Now, the investigators reported on the 5-year results for relapse-free survival and survival without distant metastasis. They noted that they were unable to analyze overall survival since the required number of events had not been reached.
Patients had been randomly assigned to receive 12 months of oral dabrafenib (at a dose of 150 mg twice daily) plus trametinib (2 mg once daily) or two matched placebos. Patients were followed for 60 months (5 years) for dabrafenib plus trametinib and 58 months for placebo.
At 5 years, the median relapse-free survival was not reached for patients who received the combination therapy group versus 16.6 months in the placebo group (hazard ratio for relapse or death, 0.51).
The percentage of patients who were alive without distant metastasis at 5 years was 65% in the dabrafenib plus trametinib group and 54% in the placebo arm (HR for distant metastasis or death, 0.55).
The hazard ratio for relapse-free survival favored dabrafenib plus trametinib across all patient subgroups that were evaluated in the study, and survival without distant metastasis showed a similar benefit for the combination regardless of disease stage.

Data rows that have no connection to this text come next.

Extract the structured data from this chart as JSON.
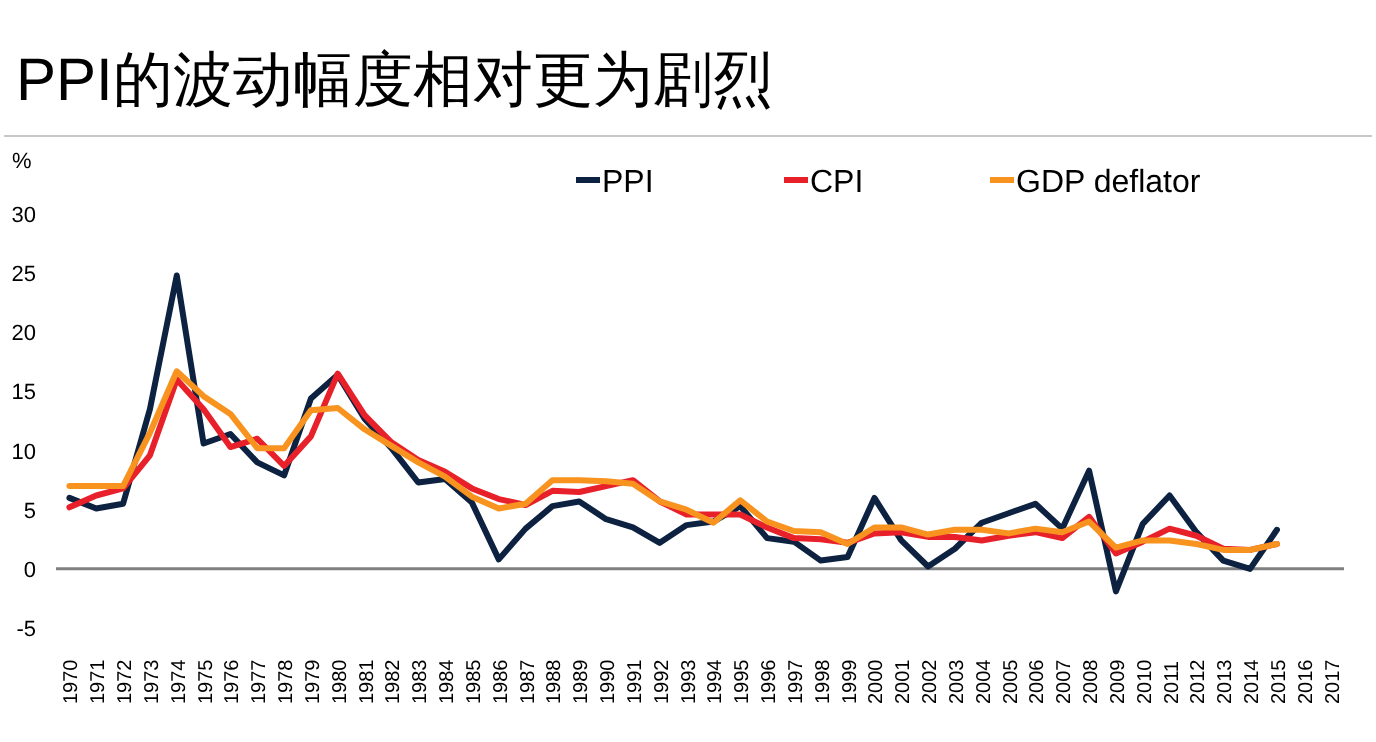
{
  "chart_data": {
    "type": "line",
    "title": "PPI的波动幅度相对更为剧烈",
    "ylabel": "%",
    "categories": [
      "1970",
      "1971",
      "1972",
      "1973",
      "1974",
      "1975",
      "1976",
      "1977",
      "1978",
      "1979",
      "1980",
      "1981",
      "1982",
      "1983",
      "1984",
      "1985",
      "1986",
      "1987",
      "1988",
      "1989",
      "1990",
      "1991",
      "1992",
      "1993",
      "1994",
      "1995",
      "1996",
      "1997",
      "1998",
      "1999",
      "2000",
      "2001",
      "2002",
      "2003",
      "2004",
      "2005",
      "2006",
      "2007",
      "2008",
      "2009",
      "2010",
      "2011",
      "2012",
      "2013",
      "2014",
      "2015",
      "2016",
      "2017"
    ],
    "series": [
      {
        "name": "PPI",
        "color": "#0d2240",
        "values": [
          6.0,
          5.1,
          5.5,
          13.5,
          24.8,
          10.6,
          11.4,
          9.0,
          7.9,
          14.4,
          16.4,
          12.7,
          10.2,
          7.3,
          7.6,
          5.6,
          0.8,
          3.4,
          5.3,
          5.7,
          4.2,
          3.5,
          2.2,
          3.7,
          4.0,
          5.3,
          2.6,
          2.3,
          0.7,
          1.0,
          6.0,
          2.4,
          0.2,
          1.7,
          3.9,
          4.7,
          5.5,
          3.4,
          8.3,
          -1.9,
          3.8,
          6.2,
          3.1,
          0.7,
          0.0,
          3.3,
          null,
          null
        ]
      },
      {
        "name": "CPI",
        "color": "#e8202a",
        "values": [
          5.2,
          6.2,
          6.8,
          9.6,
          16.0,
          13.5,
          10.3,
          11.0,
          8.7,
          11.2,
          16.5,
          13.0,
          10.7,
          9.2,
          8.2,
          6.8,
          5.9,
          5.4,
          6.6,
          6.5,
          7.0,
          7.5,
          5.7,
          4.6,
          4.6,
          4.6,
          3.5,
          2.6,
          2.5,
          2.2,
          3.0,
          3.1,
          2.7,
          2.7,
          2.4,
          2.8,
          3.1,
          2.6,
          4.4,
          1.3,
          2.3,
          3.4,
          2.8,
          1.7,
          1.6,
          2.1,
          null,
          null
        ]
      },
      {
        "name": "GDP deflator",
        "color": "#f7931e",
        "values": [
          7.0,
          7.0,
          7.0,
          11.5,
          16.7,
          14.6,
          13.1,
          10.2,
          10.2,
          13.4,
          13.6,
          11.8,
          10.4,
          9.0,
          7.8,
          6.1,
          5.1,
          5.5,
          7.5,
          7.5,
          7.4,
          7.2,
          5.7,
          5.0,
          3.9,
          5.8,
          4.0,
          3.2,
          3.1,
          2.1,
          3.5,
          3.5,
          2.9,
          3.3,
          3.3,
          3.0,
          3.4,
          3.1,
          4.0,
          1.8,
          2.4,
          2.4,
          2.1,
          1.6,
          1.6,
          2.1,
          null,
          null
        ]
      }
    ],
    "ylim": [
      -5,
      30
    ],
    "yticks": [
      -5,
      0,
      5,
      10,
      15,
      20,
      25,
      30
    ],
    "ref_lines": [
      {
        "axis": "y",
        "value": 0,
        "color": "#808080"
      }
    ],
    "grid": false,
    "legend": "top right",
    "marker": "none",
    "line_style": "solid"
  }
}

Subsequent therapy was needed in 40% of patients who received dabrafenib plus trametinib and by 54% of those in the placebo group, with the most common treatments being immunotherapy in the combination-therapy group [26%] and small molecule–targeted therapy in the placebo group (35%).
A viable option
Dr. Dummer noted that, when this clinical trial was designed, all patients had to undergo aggressive surgery that involved lymph node dissection. “Nowadays, based on the lack of improvement on progression-free survival and overall survival, the surgical procedures are less aggressive and today we do not recommend aggressive lymph node dissection in patients that qualify for adjuvant therapy. In patients that do not have the BRAF mutation, there is the possibility of giving immunotherapy.”
He added that there is an urgent need for biomarkers that can identify early progression during adjuvant therapy. “Potentially, these patients would profit from immunotherapy alone or from combination using targeted therapy and immunotherapy,” Dr. Dummer said.
The study was funded by GlaxoSmithKline and Novartis. Dr. Dummer has declared multiple relationships with industry.